O PM foi atingido no tórax, na tarde do último sábado, quando chegou à casa onde morava com a família e se deparou com a mulher morta com um tiro na cabeça, disparado pelo filho mais velho do casal. O garoto de 13 anos disse à polícia que foi a “gota d’água” se sentir pressionado para estudar e fazer tarefas domésticas, sendo também constantemente impedido pelos pais de jogar online. Naquele dia, o pai havia pego o celular do filho como forma de castigo por notas baixas na escola.

— A motivação que o menor alegou após a confissão do ato infracional na delegacia, na presença da advogada e de uma parente, foi porque ele era pressionado pelos pais a tirar boas notas na escola e era proibido de jogar um jogo conhecido por “Roblox” e também era proibido de acessar o celular — relatou o delegado Renato Leite num vídeo enviado ao Globo neste domingo. — O pai havia saído para comprar um remédio pra mãe, que estava com dor de dente e aguardava deitada na cama, quando começou a chacina.

Ao ver que o pai tinha voltado para casa, o adolescente atirou também contra ele. O PM foi atingido na área do tórax. Assustado com a situação, o filho mais novo, de 7 anos, foi até o pai e o abraçou, momento em que seu irmão fez o último disparo, atingindo a criança nas costas.

Diante do evento traumático, o sobrevivente também recebe atendimento psicológico no hospital, sendo acompanhado pela equipe multidisciplinar.
Quando o serviço de emergência chegou à casa onde houve as mortes na tarde de sábado, o autor dos disparos alegou que havia acontecido um assalto, mas os policiais verificaram que tinha sido ele quem atirou contra a própria família.

— Eu percebi que ele, quando soube que o pai ainda estava vivo, se assustou. Acho que ele estaria mais satisfeito se todos os três tivessem falecido — disse o delegado à “TV Sol”.

Na tarde de domingo, o jovem teve sua internação provisória decretada pela Justiça e foi encaminhado para o Centro Educacional do Adolescente da Paraíba, no município de Sousa.

Abalados pela tragédia familiar ocorrida numa residência do município de Patos, no sertão paraibano, moradores do bairro Jardim Guanabara realizaram um ato ecumênico neste domingo, às 15h. Por volta deste mesmo horário, no sábado, o adolescente de 13 anos matou sua mãe e seu irmão mais novo, de 7 anos, e atirou contra o pai.

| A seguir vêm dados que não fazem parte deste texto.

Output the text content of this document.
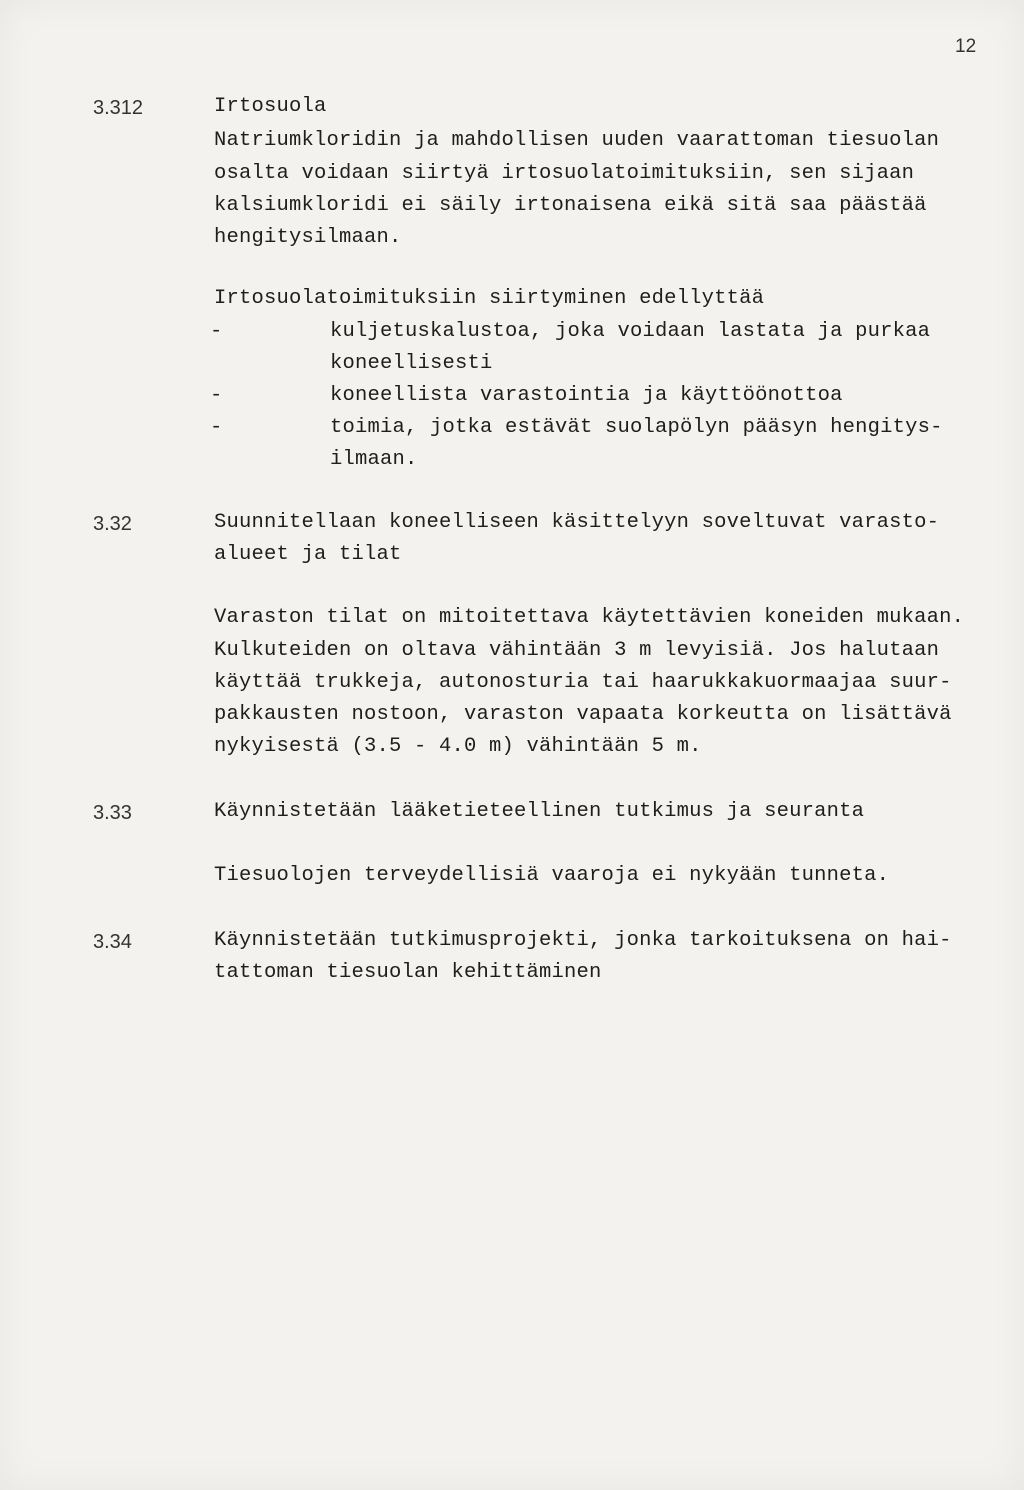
12
3.312	Irtosuola
Natriumkloridin ja mahdollisen uuden vaarattoman tiesuolan
osalta voidaan siirtyä irtosuolatoimituksiin, sen sijaan
kalsiumkloridi ei säily irtonaisena eikä sitä saa päästää
hengitysilmaan.
Irtosuolatoimituksiin siirtyminen edellyttää
-	kuljetuskalustoa, joka voidaan lastata ja purkaa
koneellisesti
-	koneellista varastointia ja käyttöönottoa
-	toimia, jotka estävät suolapölyn pääsyn hengitys-
ilmaan.
3.32	Suunnitellaan koneelliseen käsittelyyn soveltuvat varasto-
alueet ja tilat
Varaston tilat on mitoitettava käytettävien koneiden mukaan.
Kulkuteiden on oltava vähintään 3 m levyisiä. Jos halutaan
käyttää trukkeja, autonosturia tai haarukkakuormaajaa suur-
pakkausten nostoon, varaston vapaata korkeutta on lisättävä
nykyisestä (3.5 - 4.0 m) vähintään 5 m.
3.33	Käynnistetään lääketieteellinen tutkimus ja seuranta
Tiesuolojen terveydellisiä vaaroja ei nykyään tunneta.
3.34	Käynnistetään tutkimusprojekti, jonka tarkoituksena on hai-
tattoman tiesuolan kehittäminen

— A virtualização da vida tem banalizado os laços afetivos e afastado as pessoas do contato e convívio social, provocando destruição de famílias — disse o delegado Renato Leite, responsável pela investigação, já concluída.

A mãe foi baleada na cabeça enquanto estava deitada no quarto do casal. O barulho do tiro assustou o irmão mais novo, que estava em seu próprio quarto. O delegado disse que a criança começou a brigar com o adolescente quando percebeu o que tinha acontecido. O autor então chegou a correr atrás do menino para atirar nele também.

Depois da chacina, foi o próprio adolescente quem acionou o Serviço de Atendimento Móvel de Urgência (Samu) e a polícia. Leite contou que o autor do ato infracional guardou a arma de fogo do pai no mesmo lugar onde ela estava guardada, dentro de um armário de ferro no escritório.